Never is this more apparent than in the remarkable Gunslinger, given form by the hulking Andrew Brooke. The Gunslinger is the perfect sci-fi western cyborg, with an automated eyepiece and an awesome space gun paired up with several rounds of ammunition (not that he needs it) and a terrific cowboy hat. He looks absolutely fantastic and is shot in a way that makes him incredibly menacing. The Gunslinger loses some of that initial scare factor once the plot makes its few twists, but for the first half of the story he's a swashbuckling, terrifying villain.

The villain in the latter part of the story is Adrian Scarborough's Kahler Jex, the alien doctor who experimented on his own people in order to win a war. Scarborough's performance oozes menace and intelligence, but the script sort of short-circuits Jex after its big reveal. While his moral sparring with the Doctor consistently manages to be entertaining, he never really steps outside of a gray area, and thus the resolution to his character doesn't have quite as much power as writer Toby Whithouse seems to think it does. Suicide isn't a noble means of escape for anyone, and while that portrayal is a tad offensive, the rest of it is just poor writing. This was a story screaming for an imposing bad guy, and Jex just wasn't it.

Really, the last 20 minutes are a bit of a mess, and that's by far A Town Called Mercy's biggest failing. Unable to provide a Mexican standoff or any sort of gunfight due to the nature of Doctor Who, Whithouse decided to turn the story into a moral parable. This would be fine if there were any doubt which side was correct, or if I thought for a second that Whithouse would actually force the Doctor to make a decision. Instead, everyone wrings their hands for a while and the Doctor confronts the townsfolk while we wait for the big finish, and then the whole cast runs around for five minutes only for Jex to blow up his own ship. That's not good dramatic storytelling, and A Town Called Mercy is probably Whithouse's most stunted narrative to date. He's a strong writer, but there just isn't enough here for this to be a great or even very good story.

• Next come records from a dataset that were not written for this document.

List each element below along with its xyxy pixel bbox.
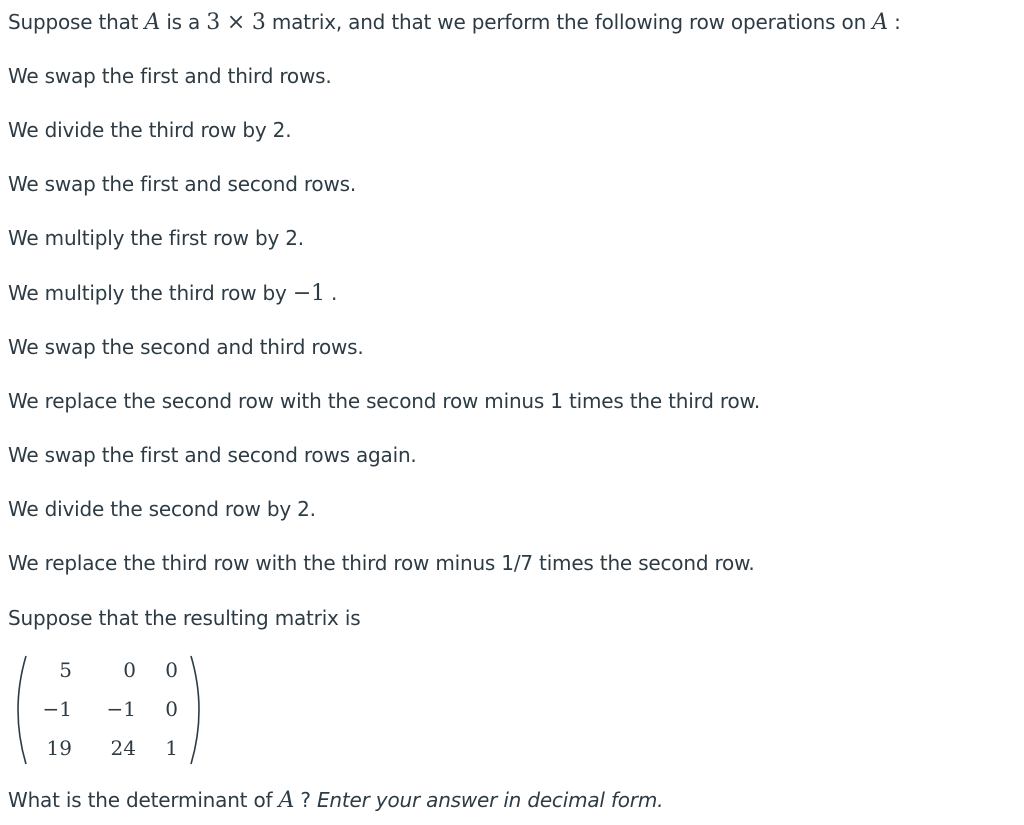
operation-1: We swap the first and third rows.: [8, 64, 332, 88]
question-mark: ?: [294, 788, 317, 812]
matrix-cell-r1-c2: 0: [123, 658, 136, 682]
operation-10: We replace the third row with the third row minus 1/7 times the second row.: [8, 551, 755, 575]
matrix-symbol-A-2: A: [872, 10, 888, 35]
matrix-cell-r2-c3: 0: [165, 697, 178, 721]
matrix-symbol-A: A: [144, 10, 161, 35]
operation-3: We swap the first and second rows.: [8, 172, 356, 196]
matrix-cell-r2-c1: −1: [42, 697, 72, 721]
operation-5-scalar: −1: [292, 281, 325, 306]
intro-colon: :: [887, 10, 901, 34]
left-parenthesis: [18, 656, 26, 764]
intro-part-3: matrix, and that we perform the following row operations on: [265, 10, 873, 34]
intro-part-1: Suppose that: [8, 10, 145, 34]
result-matrix: [8, 654, 208, 766]
matrix-cell-r3-c3: 1: [165, 736, 178, 760]
question-prompt: [8, 786, 663, 815]
operation-2: We divide the third row by 2.: [8, 118, 292, 142]
matrix-cell-r1-c1: 5: [59, 658, 72, 682]
operation-7: We replace the second row with the second row minus 1 times the third row.: [8, 389, 760, 413]
result-intro: Suppose that the resulting matrix is: [8, 606, 361, 630]
matrix-cell-r1-c3: 0: [165, 658, 178, 682]
matrix-cell-r3-c2: 24: [110, 736, 136, 760]
operation-5-text: We multiply the third row by: [8, 281, 293, 305]
operation-4: We multiply the first row by 2.: [8, 226, 304, 250]
operation-5-suffix: .: [324, 281, 338, 305]
matrix-dimensions: 3 × 3: [206, 10, 266, 35]
intro-text: [8, 8, 901, 37]
matrix-symbol-A-3: A: [278, 788, 295, 813]
matrix-cell-r3-c1: 19: [46, 736, 72, 760]
question-text: What is the determinant of: [8, 788, 279, 812]
operation-8: We swap the first and second rows again.: [8, 443, 417, 467]
intro-part-2: is a: [160, 10, 207, 34]
matrix-cell-r2-c2: −1: [106, 697, 136, 721]
operation-9: We divide the second row by 2.: [8, 497, 316, 521]
operation-5: [8, 279, 337, 308]
operation-6: We swap the second and third rows.: [8, 335, 364, 359]
right-parenthesis: [191, 656, 199, 764]
answer-instruction: Enter your answer in decimal form.: [316, 788, 664, 812]
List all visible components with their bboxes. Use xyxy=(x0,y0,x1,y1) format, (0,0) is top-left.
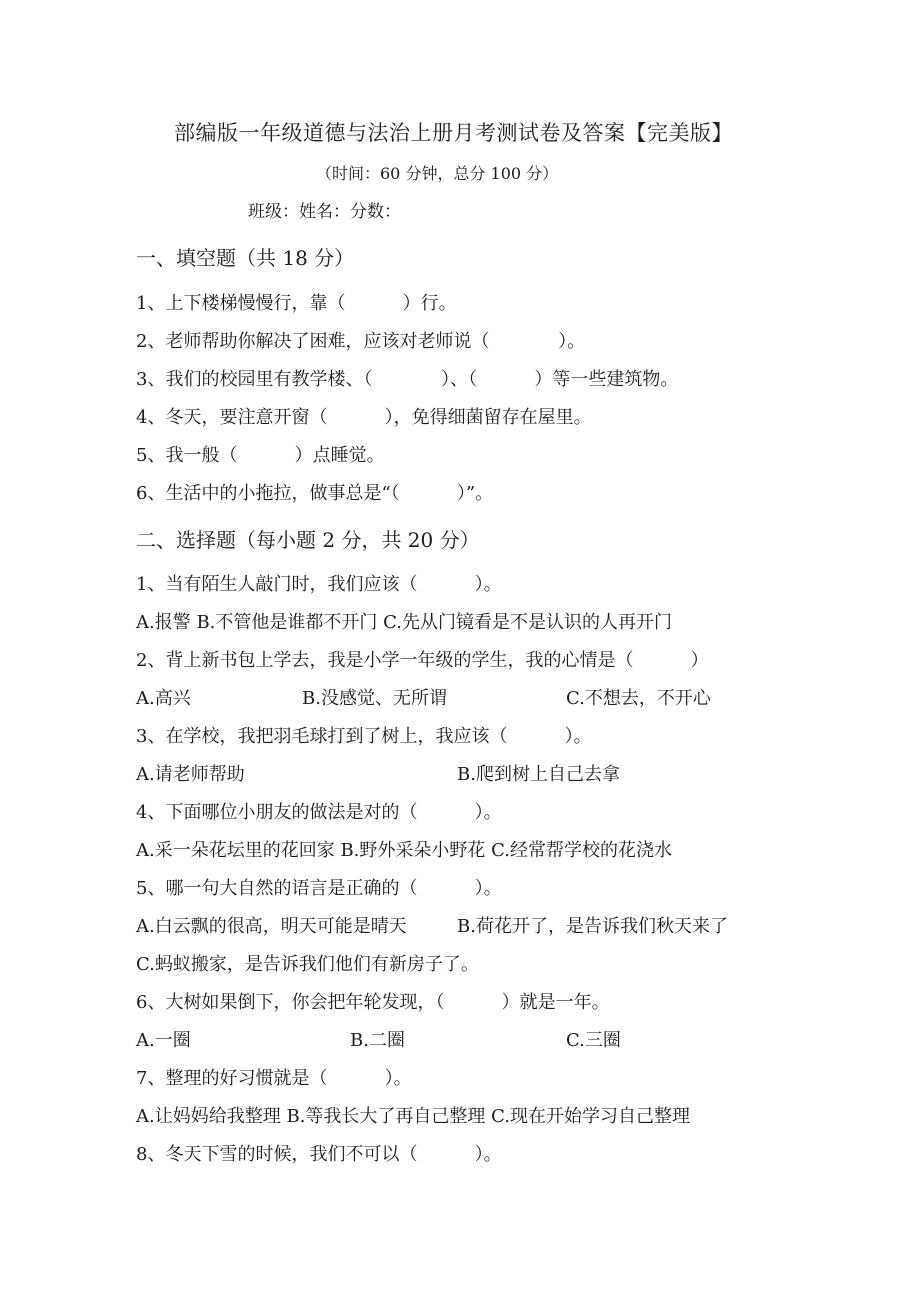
choice-question-6-option-a: A.一圈 xyxy=(136,1030,191,1051)
fill-question-3: 3、我们的校园里有教学楼、（ ）、（ ）等一些建筑物。 xyxy=(136,369,679,390)
choice-question-6-option-c: C.三圈 xyxy=(566,1030,621,1051)
choice-question-2-option-a: A.高兴 xyxy=(136,688,191,709)
fill-question-2: 2、老师帮助你解决了困难，应该对老师说（ ）。 xyxy=(136,331,586,352)
fill-question-4: 4、冬天，要注意开窗（ ），免得细菌留存在屋里。 xyxy=(136,407,592,428)
section-heading-multiple-choice: 二、选择题（每小题 2 分，共 20 分） xyxy=(136,528,480,552)
choice-question-1-options: A.报警 B.不管他是谁都不开门 C.先从门镜看是不是认识的人再开门 xyxy=(136,612,672,633)
choice-question-5-option-b: B.荷花开了，是告诉我们秋天来了 xyxy=(457,916,728,937)
choice-question-8: 8、冬天下雪的时候，我们不可以（ ）。 xyxy=(136,1144,502,1165)
choice-question-6: 6、大树如果倒下，你会把年轮发现，（ ）就是一年。 xyxy=(136,992,610,1013)
fill-question-1: 1、上下楼梯慢慢行，靠（ ）行。 xyxy=(136,293,457,314)
fill-question-5: 5、我一般（ ）点睡觉。 xyxy=(136,445,385,466)
choice-question-3: 3、在学校，我把羽毛球打到了树上，我应该（ ）。 xyxy=(136,726,592,747)
section-heading-fill-blank: 一、填空题（共 18 分） xyxy=(136,246,355,270)
choice-question-7: 7、整理的好习惯就是（ ）。 xyxy=(136,1068,412,1089)
choice-question-3-option-a: A.请老师帮助 xyxy=(136,764,245,785)
page-title: 部编版一年级道德与法治上册月考测试卷及答案【完美版】 xyxy=(174,121,733,145)
choice-question-4: 4、下面哪位小朋友的做法是对的（ ）。 xyxy=(136,802,502,823)
choice-question-2-option-b: B.没感觉、无所谓 xyxy=(302,688,447,709)
choice-question-3-option-b: B.爬到树上自己去拿 xyxy=(457,764,620,785)
choice-question-1: 1、当有陌生人敲门时，我们应该（ ）。 xyxy=(136,574,502,595)
choice-question-4-options: A.采一朵花坛里的花回家 B.野外采朵小野花 C.经常帮学校的花浇水 xyxy=(136,840,672,861)
exam-time-info: （时间：60 分钟，总分 100 分） xyxy=(316,164,559,183)
fill-question-6: 6、生活中的小拖拉，做事总是“（ ）”。 xyxy=(136,483,494,504)
choice-question-2: 2、背上新书包上学去，我是小学一年级的学生，我的心情是（ ） xyxy=(136,650,709,671)
choice-question-2-option-c: C.不想去，不开心 xyxy=(566,688,711,709)
choice-question-5: 5、哪一句大自然的语言是正确的（ ）。 xyxy=(136,878,502,899)
choice-question-7-options: A.让妈妈给我整理 B.等我长大了再自己整理 C.现在开始学习自己整理 xyxy=(136,1106,690,1127)
choice-question-6-option-b: B.二圈 xyxy=(350,1030,405,1051)
choice-question-5-option-a: A.白云飘的很高，明天可能是晴天 xyxy=(136,916,407,937)
student-info-line: 班级：姓名：分数： xyxy=(248,202,401,222)
choice-question-5-option-c: C.蚂蚁搬家，是告诉我们他们有新房子了。 xyxy=(136,954,479,975)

It's not for lack of effort from Matt Smith, though. Number Eleven turns in a third consecutive stalwart performance, entrenching himself in the role deeper than in his first two series. Since his phenomenal turn in Closing Time, Smith has been on point in virtually every story, and this continues through to the end of his run. He had a rockier start than his two predecessors, but his chops as an actor were never in question, and I believe he outshines the Tenth Doctor by the seventh series. He almost convinces us that the moral quandary in A Town Called Mercy is worth discussing, his performance filled with furrowed brows and a look in his eye that says, "I'm too old for this." The Time War isn't name-checked, but the parallels between Jex and the Doctor are implied and hinted at over and over again, and these moments are Smith's (and Scarborough's) best. Unfortunately, Whithouse doesn't quite know what to do with the Ponds, who are given less to do than in any episode I can remember. Amy gets to walk the Doctor down from the brink when Jex is discovered, but after that she's just a pretty face, and Rory is literally just there for the entire story.

So it's not a true Western, and it's not a great Doctor Who story, but there is a lot to recommend in A Town Called Mercy, which ends up proving itself a fine piece of mid-season filler. This sort of story becomes the template for Series 7, though - strong production and good central performances inhabiting a script with a few too many screws loose to be great. A Town Called Mercy might be the one with the most potential out of all of them, being a Western, but the genre's nature also limits it, and in the end we're presented with a watchable but inconsequential episode of Doctor Who.